Les Pays-Bas vont indemniser les descendants des Indonésiens exécutés pendant la guerre d’indépendance

Les Pays-Bas ont annoncé, ce lundi 19 octobre, qu’ils indemniseraient les descendants des Indonésiens exécutés pendant la guerre d’indépendance qui ravagea le pays après la Seconde Guerre mondiale. Une mesure attendue mais aussi assez inédite : la Grande-Bretagne avait annoncé indemniser, en 2013, les survivants kényans de la révolte des Mau-Mau, mais pas les descendants des personnes assassinées.ar les troupes coloniales

De notre correspondante régionale

Ce sont des plaies que le temps n’a jamais refermées en Indonésie. Soixante-quinze ans après le début du conflit et six mois après la visite du roi Willem-Alexander, qui présentait à Jakarta ses excuses au peuple qui fut colonisé par son pays, la décision de la justice des Pays-Bas est inédite : elle assure qu’une somme forfaitaire de 5 000 euros sera versée aux Indonésiens qui pourront prouver que leur père a été exécuté par les troupes coloniales.
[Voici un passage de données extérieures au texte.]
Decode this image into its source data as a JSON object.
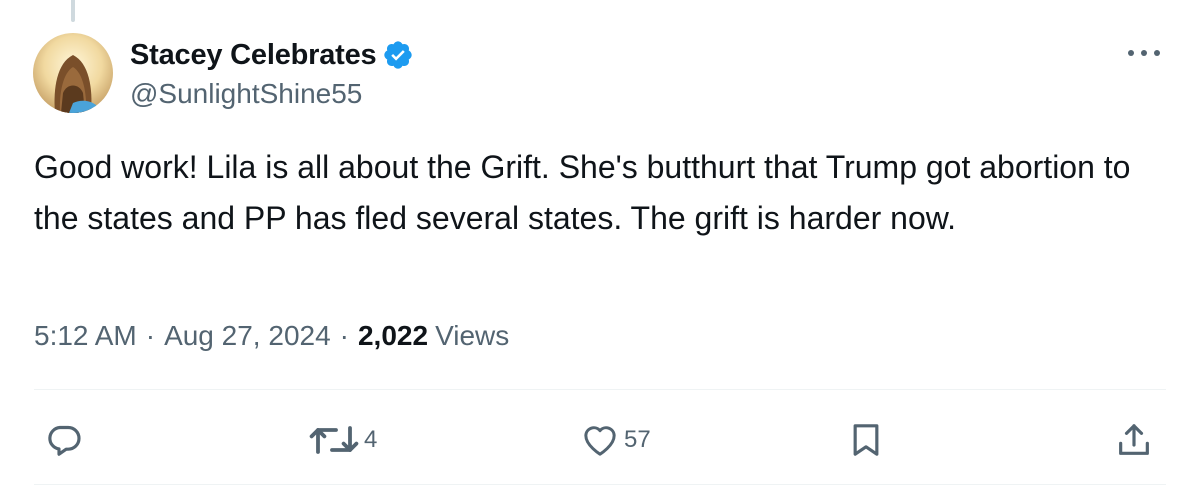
{
  "author": {
    "display_name": "Stacey Celebrates",
    "handle": "@SunlightShine55",
    "verified": true
  },
  "tweet": {
    "text": "Good work! Lila is all about the Grift. She's butthurt that Trump got abortion to the states and PP has fled several states. The grift is harder now."
  },
  "meta": {
    "time": "5:12 AM",
    "separator": "·",
    "date": "Aug 27, 2024",
    "views_count": "2,022",
    "views_label": "Views"
  },
  "actions": {
    "reply_icon": "reply-icon",
    "retweet_icon": "retweet-icon",
    "retweet_count": "4",
    "like_icon": "heart-icon",
    "like_count": "57",
    "bookmark_icon": "bookmark-icon",
    "share_icon": "share-icon"
  },
  "colors": {
    "verified_badge": "#1d9bf0",
    "secondary_text": "#536471",
    "primary_text": "#0f1419",
    "divider": "#eff3f4"
  }
}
Cette décision d’indemniser directement les descendants est un choix qui paraît motivé par des précédents : ce sont les enfants de fusillés qui ont jusque-là majoritairement demandé justice aux Pays-Bas. Il semble également idéologique, constate Bunga Meisa Siagian, avocate indonésienne diplômée de victimologie et spécialiste de la question : « Indemniser les enfants de ces victimes, c’est mettre l’accent sur les actes perpétrés à l’époque, moins sur les conséquences globales. »

Un passé qui fait débat

Elle note que dédommager les victimes plutôt que le gouvernement, comme l’avait par exemple proposé l’Italie à la Libye, « permet également d’éviter aux Pays-Bas de statuer ou reconnaître officiellement la date de l’indépendance de l’Indonésie en 1945 ». Car depuis des décennies, les deux pays s’affrontent sur cette question. Sous le contrôle de la Compagnie néerlandaise des Indes orientales pendant plus de trois siècles, l’Indonésie passe sous domination japonaise en 1942, en pleine Seconde Guerre mondiale. Et lorsque l’empire nippon annonce sa capitulation, encouragé par des jeunes mouvements politiques, Soekarno, le père de l’Indonésie moderne, déclare son indépendance, le 17 août 1945.

Une annonce qui ne plaît pas du tout aux Néerlandais, qui tâcheront avec l’aide des troupes coloniales anglaises d’abord, puis seuls, de regagner le contrôle de l’archipel indonésien. S’ensuit un conflit armé de quatre ans, dont le bilan est aujourd’hui très difficile à estimer, les historiens évoquant entre 45 000 et 300 000 morts du côté indonésien. Le conflit s’achèvera par la signature d’accords en 1949, et le transfert de la dette de la Compagnie néerlandaise des Indes orientales à la jeune République indonésienne qui devra s’en acquitter jusqu’en 2002.

Des preuves pour être indemnisé

Pendant les décennies qui suivront, l’histoire officielle néerlandaise tâchera alors de commémorer la date de l’Indépendance indonésienne en 1949, perception mémorielle qui a permis aux Pays-Bas de considérer les conflits meurtriers des quatre années antérieures comme « des actions policières » dans un pays encore sous son contrôle, plutôt que comme des crimes de guerre.

Mais si la terminologie semble encore floue du côté néerlandais, l’annonce de cette indemnisation aux enfants d’Indonésiens exécutés mérite cependant d’être « saluée », considère l’avocate Bunga Meisa Siagian. Quant au nombre de personnes qui pourront en bénéficier, il demeure encore inconnu. « Après tout ce temps, il va certainement être difficile de rassembler des preuves, et beaucoup d’enfants de fusillés doivent être déjà morts », constate l’avocate. Avec une espérance de vie moyenne de 71,5 ans actuellement, les chiffres semblent lui donner raison.